Does modern science lend support to Buddhist ideas about the human mind?
In the
Buddha’s discourse on the not-self, his teaching about the human mind suggests
that the five aggregates of “form, consciousness, perception, feeling, and
mental formation” are all that there are about a person. But there is no ground
for the person to identify with any part of these as a self being in control of
himself. Besides, like everything else, these aggregates are impermanent such
that, in reality, there is no consistent self throughout the person’s life
which is discernable.
Indeed
Buddha advised his disciplines to regard each of the 5 aggregates with proper
wisdom, according to reality, thus: “this is not mine; this I am not; this is
not my Self.” Though Buddha might not have proclaimed the non-existence of self
per se, the essence of his doctrine on the not-self seems to be pointing to a
person’s conscious self as being in total control of his thinking and behaviour
as being delusional. This also supports the core idea behind the second of the
four Noble Truths that the urges of clinging and craving arising out of
delusions of the mind – as all things are impermanent in reality – form the
true cause of human sufferings.
After 2,500
years since the original Buddha’s teaching, there are parallels to be drawn
from theories and experiments in modern psychology which question the
significance of the conscious self in influencing behaviour. In the 19th
century, the renowned Sigmund Freud suggested that behaviour is influenced by
subconscious thoughts to a large extent (hence “the Freudian slip” which has
for long evolved into a common phrase in day-to-day language).
There are
contemporary psychologists, not least Rob Kurzban and Jerome Barlow, who suggest
that the conscious self as we commonly perceive as being in charge is, in
reality, simply operating in the business of public relations, projecting
impressions to the outside world as the kinds of person we want to be – usually
conforming to the coherent norms of social value. As such it also functions to
justify a person’s motivations for doing certain things.
Quoting
Jerome Barlow, “the primary evolutionary function of the self is more an organ
of impression management than one of decision-making.”
Indeed there
is a natural tendency for people to attribute successes to things they
consciously do or because of who they are, and failures to things outside their
control or plain bad luck.
An emerging
theory, namely the modular view of the mind, which attempts to unravel the
mystery of the workings of the human mind, also seems to be in line with the
Buddhist idea about the not-self. In this theory, there is no place for a
conscious Self acting like a CEO being in charge of a person’s thinking and
behaviour which, instead, are being influenced, governed or even dictated by
modules of intuition and cognitive responses to the environmental stimulus.
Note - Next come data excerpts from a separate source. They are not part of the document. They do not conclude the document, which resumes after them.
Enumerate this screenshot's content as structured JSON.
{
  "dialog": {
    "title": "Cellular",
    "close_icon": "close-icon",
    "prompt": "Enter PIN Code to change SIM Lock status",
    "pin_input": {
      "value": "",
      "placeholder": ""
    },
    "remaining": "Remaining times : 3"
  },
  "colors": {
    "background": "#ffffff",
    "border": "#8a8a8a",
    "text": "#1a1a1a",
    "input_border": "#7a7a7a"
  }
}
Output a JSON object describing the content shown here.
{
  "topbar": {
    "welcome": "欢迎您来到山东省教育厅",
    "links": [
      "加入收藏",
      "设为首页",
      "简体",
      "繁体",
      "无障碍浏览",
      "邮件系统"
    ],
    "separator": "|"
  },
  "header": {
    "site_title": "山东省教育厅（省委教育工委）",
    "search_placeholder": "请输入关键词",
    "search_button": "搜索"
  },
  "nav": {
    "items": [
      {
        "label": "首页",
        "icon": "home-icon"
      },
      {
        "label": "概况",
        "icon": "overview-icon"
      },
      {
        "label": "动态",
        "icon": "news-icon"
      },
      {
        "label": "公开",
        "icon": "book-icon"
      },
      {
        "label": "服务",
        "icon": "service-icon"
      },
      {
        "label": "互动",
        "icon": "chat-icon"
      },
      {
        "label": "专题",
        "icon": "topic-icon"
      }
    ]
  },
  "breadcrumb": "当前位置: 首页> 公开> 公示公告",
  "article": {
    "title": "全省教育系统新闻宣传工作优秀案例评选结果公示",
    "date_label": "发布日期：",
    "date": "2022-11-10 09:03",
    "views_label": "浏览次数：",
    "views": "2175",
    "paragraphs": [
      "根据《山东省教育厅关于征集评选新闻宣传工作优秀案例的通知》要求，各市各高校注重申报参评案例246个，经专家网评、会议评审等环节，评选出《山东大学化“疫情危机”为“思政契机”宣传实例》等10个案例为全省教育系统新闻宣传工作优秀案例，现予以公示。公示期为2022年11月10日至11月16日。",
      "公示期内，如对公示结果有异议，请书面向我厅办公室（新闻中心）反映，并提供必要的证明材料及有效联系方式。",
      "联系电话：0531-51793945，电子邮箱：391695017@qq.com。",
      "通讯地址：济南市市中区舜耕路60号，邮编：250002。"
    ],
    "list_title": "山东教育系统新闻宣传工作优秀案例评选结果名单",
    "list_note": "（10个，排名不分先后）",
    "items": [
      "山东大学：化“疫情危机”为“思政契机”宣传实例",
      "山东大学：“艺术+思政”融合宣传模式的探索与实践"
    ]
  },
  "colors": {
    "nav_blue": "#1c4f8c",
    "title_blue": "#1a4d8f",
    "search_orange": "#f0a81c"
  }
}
In
day-to-day language, therefore, a person can be in different “frames of mind”.
The key
point about the modular view of mind is that there is not a supreme self which
the different modules of mind report to and which dictates which particular
module is to be in charge at any one time. Instead they are all part of a
self-organizing system. Which particular module exerts more influence over
behaviour depends to a large extent on the situation the person finds himself
in and the surrounding environment factors that may be at play. It is also
possible that different modules may be interacting among themselves and
operating at the same time in influencing behaviour. Related modern
psychological experiments indeed point to the evidence of how people’s traits
which are generally considered as inherent may change according to the frames
of mind they are in.
In
conclusion, various sources of modern science do concur with the Buddhist ideas
about the human mind, in particular, the two main themes of skepticism about
the self:
1)
There is no coherent
self which persists through time.
2)
There is
generally no conscious control of what goes on in a person’s mind, which usually operates with various complexes of thoughts, perceptions, feelings and senses arising in responses to surrounding stimuli competing for "conscious attention" and control .
Of course, no person convicted of wrongdoing can simply apply Buddha's no-self doctrine or the modular view of mind of modern behavioural psychology and expect to be readily exonerated.
So what is
the practical lesson for us mere mortals?
The power of meditation for being mindful of what exactly is going on in the mind.